Загнанный, он озверел и теперь готов был на все. Пересохший язык бросил еще одно бессмысленное ругательство. Но не Якобсона хотел оскорбить он, а все, что появилось неизвестно откуда, рядом с обездоленной пашней, первобытным веретеном и мякиной: город, господа, книги, звон ресторанного оркестриона – неведомыми путями соединились в его сознании с нерусским, выхоленным куском земли. Но он не смог бы даже заикнуться об этом.

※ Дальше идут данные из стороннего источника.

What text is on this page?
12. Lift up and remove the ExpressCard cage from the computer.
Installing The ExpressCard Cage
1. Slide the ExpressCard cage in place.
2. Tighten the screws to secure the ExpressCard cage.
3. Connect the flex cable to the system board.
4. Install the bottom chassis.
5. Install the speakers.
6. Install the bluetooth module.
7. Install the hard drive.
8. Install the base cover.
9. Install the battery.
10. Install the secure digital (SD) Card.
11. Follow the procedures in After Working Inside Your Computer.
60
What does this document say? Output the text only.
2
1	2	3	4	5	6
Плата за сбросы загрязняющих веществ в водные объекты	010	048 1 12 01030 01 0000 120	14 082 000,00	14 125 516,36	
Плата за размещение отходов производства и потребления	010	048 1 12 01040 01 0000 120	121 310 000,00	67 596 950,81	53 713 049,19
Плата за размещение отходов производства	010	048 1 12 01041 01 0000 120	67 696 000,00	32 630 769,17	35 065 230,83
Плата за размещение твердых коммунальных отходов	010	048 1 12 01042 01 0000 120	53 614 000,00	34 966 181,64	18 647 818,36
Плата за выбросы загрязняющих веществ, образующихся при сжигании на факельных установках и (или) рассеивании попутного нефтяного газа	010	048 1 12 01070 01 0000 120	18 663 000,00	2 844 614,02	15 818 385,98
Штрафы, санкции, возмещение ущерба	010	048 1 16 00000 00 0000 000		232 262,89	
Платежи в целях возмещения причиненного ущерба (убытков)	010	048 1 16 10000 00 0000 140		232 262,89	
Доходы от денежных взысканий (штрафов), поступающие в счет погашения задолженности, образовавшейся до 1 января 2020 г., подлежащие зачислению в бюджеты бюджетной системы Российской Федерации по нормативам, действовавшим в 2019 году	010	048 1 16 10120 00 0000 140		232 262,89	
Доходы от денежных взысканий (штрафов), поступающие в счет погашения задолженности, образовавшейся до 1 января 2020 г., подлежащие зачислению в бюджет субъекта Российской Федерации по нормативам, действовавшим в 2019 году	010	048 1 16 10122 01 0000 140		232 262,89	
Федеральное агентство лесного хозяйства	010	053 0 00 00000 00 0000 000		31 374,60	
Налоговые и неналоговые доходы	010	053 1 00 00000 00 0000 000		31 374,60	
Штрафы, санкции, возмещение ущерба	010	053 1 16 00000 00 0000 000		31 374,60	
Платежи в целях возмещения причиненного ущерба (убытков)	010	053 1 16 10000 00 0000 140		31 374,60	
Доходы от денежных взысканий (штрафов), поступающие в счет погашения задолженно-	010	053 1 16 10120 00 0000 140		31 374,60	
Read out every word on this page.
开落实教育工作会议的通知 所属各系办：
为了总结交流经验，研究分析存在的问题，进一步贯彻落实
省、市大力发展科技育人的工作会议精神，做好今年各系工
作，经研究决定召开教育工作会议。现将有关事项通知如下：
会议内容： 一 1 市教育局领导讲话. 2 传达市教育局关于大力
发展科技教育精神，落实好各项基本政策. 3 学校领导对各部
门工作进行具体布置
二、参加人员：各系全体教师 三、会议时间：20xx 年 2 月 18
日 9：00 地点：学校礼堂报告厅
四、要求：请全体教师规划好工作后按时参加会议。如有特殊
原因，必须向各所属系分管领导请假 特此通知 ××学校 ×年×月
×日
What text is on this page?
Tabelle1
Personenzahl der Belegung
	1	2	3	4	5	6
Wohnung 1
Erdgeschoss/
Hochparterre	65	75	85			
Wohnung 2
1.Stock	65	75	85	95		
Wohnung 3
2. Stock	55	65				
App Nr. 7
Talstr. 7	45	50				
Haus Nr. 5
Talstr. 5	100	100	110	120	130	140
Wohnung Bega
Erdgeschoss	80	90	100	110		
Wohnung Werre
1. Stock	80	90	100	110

Старик согнулся, и вдруг голова его куда-то исчезла. В тот же момент Геннадий задохнулся от сотрясения, увидел под собой край забора, вверху – небо и грузно шмякнулся в переулок, затылком о камень. Багровый свет брызнул ему в глаза; он вскрикнул и потерял сознание.

Через полчаса он очнулся и сел, покачиваясь от слабости. Острая боль рвала голову. Поднявшись, мужик нащупал дрожащими пальцами висок, мокрый от крови, и заплакал. Это были теплые, злые слезы. Он плакал, неведомо для себя, о беспечальном мужицком рае, где – хлеб, золото и кумач.